The margin trap: cloud CV prices you out of your own market

Section titled “The margin trap: cloud CV prices you out of your own market”

Edge processing is the answer: because Metrica ships only events, marginal cloud cost per camera is ~$0 and the whole cloud stack runs on free tiers through the first several pilots.

Reliability: the edge box must buffer events

Section titled “Reliability: the edge box must buffer events”

Store internet will drop. Without a local event queue, counts are lost and the “no double-counting after reconnect” requirement breaks. A reconnect-safe local queue on the edge box is the one piece of real-time engineering that matters early.

Don’t over-spec speed — you pay for it per store

Section titled “Don’t over-spec speed — you pay for it per store”

Chasing 10–15 FPS directly raises hardware cost on every box shipped, for near-zero gain.

Lever Naïve / doc What’s actually needed Why it’s fine
FPS 10–15 5–8 A person crosses a doorway over 1–2s; BoT-SORT bridges frames. 15 FPS is 2× compute for ~0 gain.
Resolution 1080p 640px The entrance is close-range; 640 is YOLO’s native size. Full-res is wasted cycles.
Model yolo-n, fp32 yolo-s + INT8 OpenVINO/TensorRT quantization gives 2–4× speedup — turns a $400 box into a $150 one.
Latency <5s target trivially met Count is computed on the box instantly; only edge→cloud push adds sub-second.

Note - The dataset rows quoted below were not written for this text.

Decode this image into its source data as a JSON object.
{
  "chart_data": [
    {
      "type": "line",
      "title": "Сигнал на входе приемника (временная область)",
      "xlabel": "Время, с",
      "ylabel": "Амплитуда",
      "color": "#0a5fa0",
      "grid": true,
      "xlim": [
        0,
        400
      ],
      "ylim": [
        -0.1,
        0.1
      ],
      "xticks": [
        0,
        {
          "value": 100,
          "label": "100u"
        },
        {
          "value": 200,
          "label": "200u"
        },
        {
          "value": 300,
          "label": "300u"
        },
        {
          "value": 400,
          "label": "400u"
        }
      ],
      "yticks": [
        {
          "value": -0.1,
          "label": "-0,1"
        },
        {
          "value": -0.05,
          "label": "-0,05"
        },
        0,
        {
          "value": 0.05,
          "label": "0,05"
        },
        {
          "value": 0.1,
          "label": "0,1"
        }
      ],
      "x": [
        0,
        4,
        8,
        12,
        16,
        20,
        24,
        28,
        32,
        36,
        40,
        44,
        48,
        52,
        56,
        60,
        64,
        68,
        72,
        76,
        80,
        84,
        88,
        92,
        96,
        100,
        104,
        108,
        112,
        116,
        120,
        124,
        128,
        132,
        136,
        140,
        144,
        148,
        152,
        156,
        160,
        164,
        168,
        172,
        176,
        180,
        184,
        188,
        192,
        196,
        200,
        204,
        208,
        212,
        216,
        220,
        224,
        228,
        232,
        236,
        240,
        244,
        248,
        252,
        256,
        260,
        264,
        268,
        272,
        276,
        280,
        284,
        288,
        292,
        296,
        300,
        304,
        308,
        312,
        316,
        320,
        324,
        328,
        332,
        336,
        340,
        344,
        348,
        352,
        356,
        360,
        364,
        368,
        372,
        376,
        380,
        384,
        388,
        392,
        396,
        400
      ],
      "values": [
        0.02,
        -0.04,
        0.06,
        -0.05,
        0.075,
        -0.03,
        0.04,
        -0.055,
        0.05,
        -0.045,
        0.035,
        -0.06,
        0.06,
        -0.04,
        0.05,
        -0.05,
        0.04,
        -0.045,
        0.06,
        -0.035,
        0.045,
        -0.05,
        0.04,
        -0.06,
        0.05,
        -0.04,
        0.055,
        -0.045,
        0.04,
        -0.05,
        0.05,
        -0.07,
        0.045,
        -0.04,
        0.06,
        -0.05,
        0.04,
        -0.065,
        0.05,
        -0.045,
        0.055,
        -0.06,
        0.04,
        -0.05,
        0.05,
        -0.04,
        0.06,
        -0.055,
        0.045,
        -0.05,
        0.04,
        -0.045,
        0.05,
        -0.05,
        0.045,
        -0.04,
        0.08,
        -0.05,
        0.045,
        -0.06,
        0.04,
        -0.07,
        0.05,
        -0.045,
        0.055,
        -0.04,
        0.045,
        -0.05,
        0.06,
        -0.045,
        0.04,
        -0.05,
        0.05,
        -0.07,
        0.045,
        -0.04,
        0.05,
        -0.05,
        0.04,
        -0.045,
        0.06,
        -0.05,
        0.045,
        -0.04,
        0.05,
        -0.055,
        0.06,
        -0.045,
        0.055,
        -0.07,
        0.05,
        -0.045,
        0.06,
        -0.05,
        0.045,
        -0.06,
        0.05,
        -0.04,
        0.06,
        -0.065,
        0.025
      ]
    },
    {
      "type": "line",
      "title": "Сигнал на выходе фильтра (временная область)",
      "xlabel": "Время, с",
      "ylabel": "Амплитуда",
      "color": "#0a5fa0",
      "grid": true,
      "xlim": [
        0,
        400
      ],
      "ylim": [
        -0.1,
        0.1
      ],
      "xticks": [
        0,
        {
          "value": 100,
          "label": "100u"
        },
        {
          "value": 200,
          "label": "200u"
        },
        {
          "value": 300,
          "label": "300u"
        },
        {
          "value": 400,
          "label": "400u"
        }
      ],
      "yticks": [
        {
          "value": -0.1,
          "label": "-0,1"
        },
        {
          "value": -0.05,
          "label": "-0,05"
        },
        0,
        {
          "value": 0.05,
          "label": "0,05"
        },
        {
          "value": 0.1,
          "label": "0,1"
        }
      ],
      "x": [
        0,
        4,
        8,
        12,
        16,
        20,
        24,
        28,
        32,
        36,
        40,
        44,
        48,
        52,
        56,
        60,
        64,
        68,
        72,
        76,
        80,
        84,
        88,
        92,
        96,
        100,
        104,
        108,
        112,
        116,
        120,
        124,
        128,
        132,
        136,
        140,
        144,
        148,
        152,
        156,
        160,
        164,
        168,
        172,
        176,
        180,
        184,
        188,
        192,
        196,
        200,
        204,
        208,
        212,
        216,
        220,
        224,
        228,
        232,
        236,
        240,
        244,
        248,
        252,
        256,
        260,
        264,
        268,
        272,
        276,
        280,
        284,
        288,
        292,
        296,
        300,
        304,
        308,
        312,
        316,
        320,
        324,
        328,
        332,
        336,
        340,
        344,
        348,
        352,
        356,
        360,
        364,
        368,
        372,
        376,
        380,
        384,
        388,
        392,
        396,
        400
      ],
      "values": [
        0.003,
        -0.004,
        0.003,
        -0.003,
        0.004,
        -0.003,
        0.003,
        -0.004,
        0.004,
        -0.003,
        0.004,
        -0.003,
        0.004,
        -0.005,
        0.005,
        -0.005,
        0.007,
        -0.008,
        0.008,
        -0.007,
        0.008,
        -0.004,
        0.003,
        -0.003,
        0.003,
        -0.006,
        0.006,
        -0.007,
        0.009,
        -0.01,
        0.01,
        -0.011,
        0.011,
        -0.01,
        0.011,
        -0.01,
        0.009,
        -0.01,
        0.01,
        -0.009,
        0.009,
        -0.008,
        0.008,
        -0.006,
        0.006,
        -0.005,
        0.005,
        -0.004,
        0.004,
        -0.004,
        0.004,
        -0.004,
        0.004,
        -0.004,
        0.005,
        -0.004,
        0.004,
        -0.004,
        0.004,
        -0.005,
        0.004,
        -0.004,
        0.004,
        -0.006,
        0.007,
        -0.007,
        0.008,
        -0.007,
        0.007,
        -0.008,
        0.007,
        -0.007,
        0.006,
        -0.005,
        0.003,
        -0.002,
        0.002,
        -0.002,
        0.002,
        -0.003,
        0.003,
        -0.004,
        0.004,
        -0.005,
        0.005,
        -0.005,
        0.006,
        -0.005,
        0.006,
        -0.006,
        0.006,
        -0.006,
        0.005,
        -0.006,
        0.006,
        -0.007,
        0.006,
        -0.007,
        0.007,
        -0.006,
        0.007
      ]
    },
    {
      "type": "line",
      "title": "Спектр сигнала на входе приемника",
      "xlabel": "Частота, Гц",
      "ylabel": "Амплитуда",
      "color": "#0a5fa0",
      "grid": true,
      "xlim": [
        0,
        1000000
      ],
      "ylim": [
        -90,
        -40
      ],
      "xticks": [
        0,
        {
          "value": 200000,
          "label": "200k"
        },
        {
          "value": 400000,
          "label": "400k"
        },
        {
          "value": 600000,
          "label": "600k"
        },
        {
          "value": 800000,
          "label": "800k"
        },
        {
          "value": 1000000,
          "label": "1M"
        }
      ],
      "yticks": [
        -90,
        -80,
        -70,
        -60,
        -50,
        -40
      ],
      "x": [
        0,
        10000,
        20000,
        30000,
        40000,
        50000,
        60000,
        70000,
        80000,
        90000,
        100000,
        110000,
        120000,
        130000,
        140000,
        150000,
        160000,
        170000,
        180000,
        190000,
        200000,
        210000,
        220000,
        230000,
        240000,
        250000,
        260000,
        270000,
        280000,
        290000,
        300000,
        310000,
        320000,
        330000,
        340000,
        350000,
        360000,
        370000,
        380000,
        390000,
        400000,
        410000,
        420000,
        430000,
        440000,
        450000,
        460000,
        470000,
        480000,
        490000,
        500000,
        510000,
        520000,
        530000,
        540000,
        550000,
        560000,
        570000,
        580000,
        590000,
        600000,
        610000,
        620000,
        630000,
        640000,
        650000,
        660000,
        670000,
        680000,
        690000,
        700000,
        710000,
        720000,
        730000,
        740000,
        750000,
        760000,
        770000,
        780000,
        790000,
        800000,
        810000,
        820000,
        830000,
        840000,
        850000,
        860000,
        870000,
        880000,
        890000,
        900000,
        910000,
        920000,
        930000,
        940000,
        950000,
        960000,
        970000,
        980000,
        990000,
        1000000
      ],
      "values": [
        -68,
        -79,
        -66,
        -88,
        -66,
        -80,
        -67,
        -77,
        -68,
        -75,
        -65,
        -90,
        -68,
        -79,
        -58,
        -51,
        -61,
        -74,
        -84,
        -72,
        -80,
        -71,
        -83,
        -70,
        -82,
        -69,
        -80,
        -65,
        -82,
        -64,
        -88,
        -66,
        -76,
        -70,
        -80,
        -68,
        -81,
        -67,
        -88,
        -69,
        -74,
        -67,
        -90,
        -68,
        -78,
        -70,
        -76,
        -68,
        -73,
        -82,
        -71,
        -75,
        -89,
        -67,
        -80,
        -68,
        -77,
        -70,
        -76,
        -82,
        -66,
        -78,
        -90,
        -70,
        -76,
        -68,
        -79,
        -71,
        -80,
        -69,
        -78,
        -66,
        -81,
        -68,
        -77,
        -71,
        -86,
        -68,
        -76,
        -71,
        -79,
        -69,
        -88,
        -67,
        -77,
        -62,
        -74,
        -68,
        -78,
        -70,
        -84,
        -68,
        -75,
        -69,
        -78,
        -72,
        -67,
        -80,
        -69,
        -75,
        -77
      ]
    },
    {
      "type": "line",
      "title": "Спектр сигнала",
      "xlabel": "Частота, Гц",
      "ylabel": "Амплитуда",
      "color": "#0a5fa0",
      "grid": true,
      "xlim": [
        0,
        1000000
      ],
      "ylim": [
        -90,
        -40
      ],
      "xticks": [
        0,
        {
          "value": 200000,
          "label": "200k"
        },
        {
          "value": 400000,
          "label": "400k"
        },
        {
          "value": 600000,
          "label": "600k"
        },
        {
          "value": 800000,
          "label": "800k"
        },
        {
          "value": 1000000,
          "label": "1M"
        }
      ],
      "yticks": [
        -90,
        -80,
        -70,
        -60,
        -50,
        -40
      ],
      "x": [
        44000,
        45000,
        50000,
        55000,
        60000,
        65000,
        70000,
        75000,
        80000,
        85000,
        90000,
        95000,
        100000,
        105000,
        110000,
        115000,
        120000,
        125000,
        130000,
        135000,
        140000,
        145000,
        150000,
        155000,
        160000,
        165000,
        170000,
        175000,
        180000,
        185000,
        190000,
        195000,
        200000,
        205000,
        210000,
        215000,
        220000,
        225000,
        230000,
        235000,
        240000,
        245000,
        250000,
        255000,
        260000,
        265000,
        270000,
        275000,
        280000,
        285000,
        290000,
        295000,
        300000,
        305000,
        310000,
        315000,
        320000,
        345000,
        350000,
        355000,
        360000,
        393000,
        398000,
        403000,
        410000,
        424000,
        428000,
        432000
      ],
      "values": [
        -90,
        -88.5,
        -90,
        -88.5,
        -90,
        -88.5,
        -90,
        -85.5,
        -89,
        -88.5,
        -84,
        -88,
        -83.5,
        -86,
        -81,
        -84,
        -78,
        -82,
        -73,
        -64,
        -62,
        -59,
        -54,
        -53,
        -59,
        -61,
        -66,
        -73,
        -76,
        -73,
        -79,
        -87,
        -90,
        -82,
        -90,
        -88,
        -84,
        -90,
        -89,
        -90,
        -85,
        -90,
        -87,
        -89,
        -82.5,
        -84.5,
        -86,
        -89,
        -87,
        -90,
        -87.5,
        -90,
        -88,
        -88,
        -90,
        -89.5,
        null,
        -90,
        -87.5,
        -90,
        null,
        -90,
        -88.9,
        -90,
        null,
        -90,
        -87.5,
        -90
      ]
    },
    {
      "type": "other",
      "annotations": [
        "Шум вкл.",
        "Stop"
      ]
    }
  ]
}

Counting should use a two-line tripwire or thin entry zone, not a single line — it kills the loiter/group failure modes cheaply.

Edge hardware: Jetson is the reflex answer and usually wrong

Section titled “Edge hardware: Jetson is the reflex answer and usually wrong”

For entrance counting in a price-sensitive market, per-box cost hits margin directly.

Option ≈ Cost / store Verdict
Pi 5 + Hailo-8 NPU $120–200 Best $/perf. ~13 TOPS at 5 W — plenty, twice over. Default choice.
Mini-PC (Intel N100 + OpenVINO) $150–350 Familiar, easy remote support.
Jetson Orin Nano $250–500 Headroom you won’t use; eats margin.
Store’s own PC $0 Support nightmare. Avoid.

Technical

  • Occlusion — people blocking each other
  • ID switching in tracking
  • Poor camera angles / lighting conditions

Business

  • Low awareness of value in the small-retail market — mitigate by tying the number to money
  • Privacy concerns from store owners — mitigate with the “video never leaves the shop” posture
  • Difficulty accessing CCTV systems

MEA retail analytics is ~$1.26B in 2025, growing ~10%/yr, with an explicit trend toward affordable solutions for smaller retailers — but real connectivity/IT gaps and low data-literacy in less-developed markets. That shapes a narrow, money-anchored, local-support motion.

Pricing to the customer: a hardware/install fee (covers the box) plus $20–50/store/mo SaaS. The upfront box is the adoption barrier — kill it by renting the box bundled into the subscription, or subsidizing it against a 12-month contract.